Research generally has substantiated that subpopulations of individuals involved in the criminal justice system follow different trajectories of criminal activity over time (Jennings & Reingle 2012; Piquero 2008). It would be theoretically consistent for trajectories of risk factor ratings (i.e., risk-related psychosocial factors) to be similarly discretely distributed in these populations. For instance, among a group of individuals paroled into the community, those with desisting trajectories would be expected to have faster declining levels of risk factors compared to those still persisting in criminal involvement, whereas those in the early stages of their criminal careers may be expected to have concurrently increasing levels of risk factors. Risk factors are not evenly distributed among individuals on supervision (Taxman & Caudy 2015) and different profiles of risk are associated with different recidivism outcomes. Zamble and Quinsey (2001) demonstrated among recently reincarcerated men that recent charges of assault, robbery, or property crimes were associated with different constellations of acute risk factors. For example, although each group of men reported alcohol misuse, alcohol was most strongly associated with assault, whereas men with recent robbery convictions reported more cocaine use and men with recent property crime convictions reported more heroin use. Affective factors especially differentiated. Men with new assault convictions reported high levels of anger in the months preceding their arrest, whereas men convicted of robbery reported general dysphoria (e.g., hopelessness, anxiety) without anger. Men convicted of property crimes reported increasing levels of frustration prior to arrest, also without high levels of anger. Importantly, Zamble and Quinsey observed these different patterns over time, suggesting that trajectories of change in acute risk may inform recidivism and type of new charge.

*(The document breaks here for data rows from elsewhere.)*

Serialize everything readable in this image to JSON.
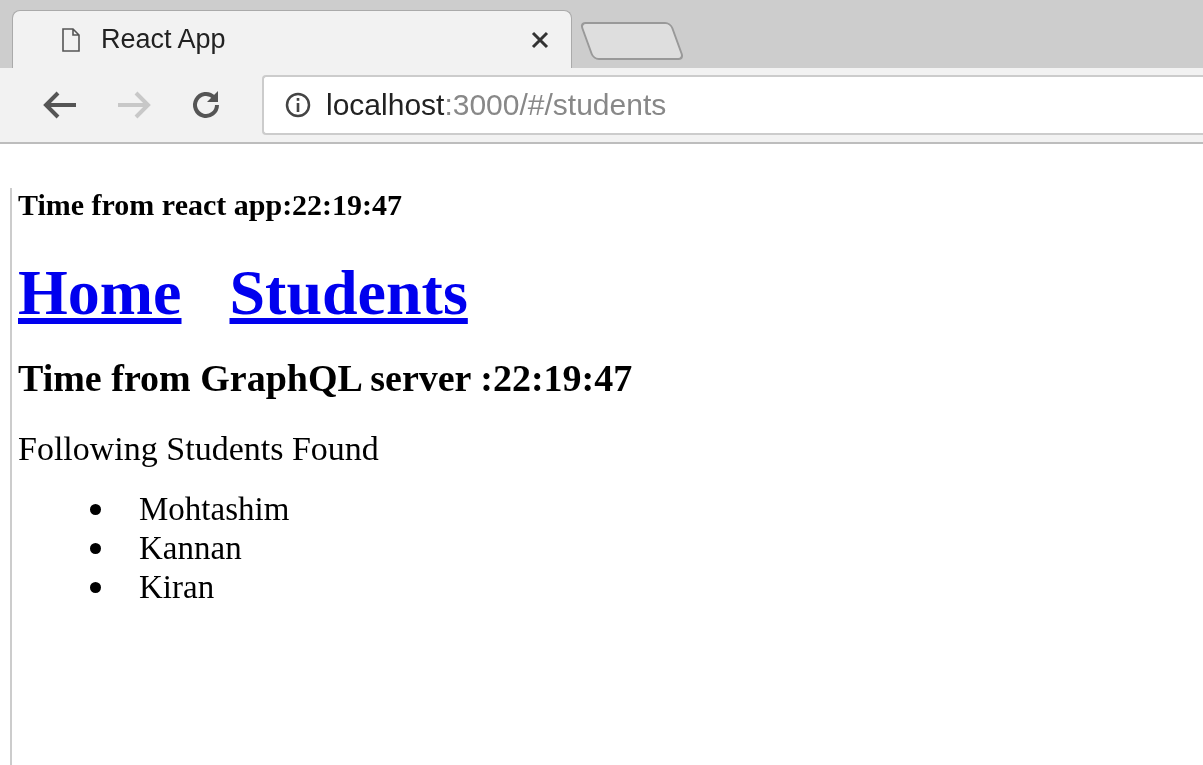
{
  "browser": {
    "tab": {
      "title": "React App"
    },
    "address": {
      "host": "localhost",
      "path": ":3000/#/students"
    }
  },
  "page": {
    "app_time": "Time from react app:22:19:47",
    "links": [
      {
        "label": "Home"
      },
      {
        "label": "Students"
      }
    ],
    "server_time": "Time from GraphQL server :22:19:47",
    "list_heading": "Following Students Found",
    "students": [
      "Mohtashim",
      "Kannan",
      "Kiran"
    ]
  }
}
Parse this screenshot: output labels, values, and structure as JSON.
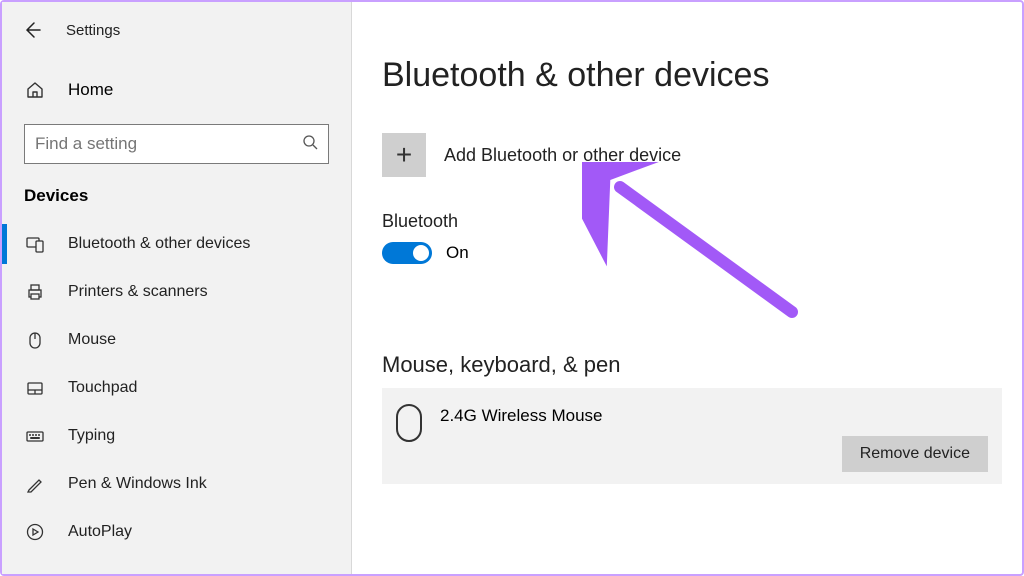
{
  "header": {
    "app_title": "Settings"
  },
  "home_label": "Home",
  "search": {
    "placeholder": "Find a setting"
  },
  "sidebar": {
    "section_title": "Devices",
    "items": [
      {
        "icon": "devices",
        "label": "Bluetooth & other devices",
        "active": true
      },
      {
        "icon": "printer",
        "label": "Printers & scanners"
      },
      {
        "icon": "mouse",
        "label": "Mouse"
      },
      {
        "icon": "touchpad",
        "label": "Touchpad"
      },
      {
        "icon": "typing",
        "label": "Typing"
      },
      {
        "icon": "pen",
        "label": "Pen & Windows Ink"
      },
      {
        "icon": "autoplay",
        "label": "AutoPlay"
      }
    ]
  },
  "page": {
    "title": "Bluetooth & other devices",
    "add_device_label": "Add Bluetooth or other device",
    "bt_section_title": "Bluetooth",
    "bt_toggle_state": "On",
    "device_section_title": "Mouse, keyboard, & pen",
    "device_name": "2.4G Wireless Mouse",
    "remove_button_label": "Remove device"
  },
  "colors": {
    "accent": "#0078d7",
    "arrow": "#a259f7"
  }
}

However, researchers have rarely used group trajectory methods to describe patterns of change in ratings of risk factors. Two studies used samples of forensic patients (Billen et al. 2019; Quinsey et al. 2006a, b) and another two examined samples of justice-involved juveniles (Baglivio et al. 2017; Clark 2015). Each study found evidence of distinct groups with different patterns of change in various risk factors, revealing heterogeneity in trajectories of overall risk scores (Baglivio et al. 2017; Clark 2015; Quinsey et al. 2006a, b) and impulsivity and self-control (Billen et al. 2019), although the number of groups identified varied across studies. Additionally, post-hoc analyses of outcomes (e.g., ANOVA tests of differences in recidivism rates between participants designated to trajectory groups by posterior probabilities) indicated that group trajectories may be useful to understand the relationship between change in risk factors and recidivism or related outcomes (e.g., elopement, violation of conditions, violent and aggressive incidents in Quinsey et al. 2006a, b). For example, Billen et al. (2019) found that likelihood of recidivism was different across the three groups identified from trajectories of change in impulsivity ratings. Together, these studies indicated that trajectories helped to describe risk for recidivism in the context of community re-entry following either residential placement (Baglivio et al. 2017) or discharge from forensic psychiatric care (Billen et al. 2019; Quinsey et al. 2006a, b).

To our knowledge, however, no published studies have applied group trajectory methods to community-based samples of adults with criminal histories. One likely reason is non-randomly missing data. In samples of paroled individuals, recidivism often results in a return to incarceration. Once returned to incarceration, community-based risk assessment data ceases. Because higher risk for recidivism is associated with higher likelihood of return to incarceration, this non-randomly censored data introduces a high degree of bias within traditional group trajectory analyses that require uniform assessment schedules, thus over-representing individuals with lower risk levels in the data. Developing a nuanced understanding of how risk levels change across re-entry requires methods that allow retaining data from individuals who recidivate prior to study completion.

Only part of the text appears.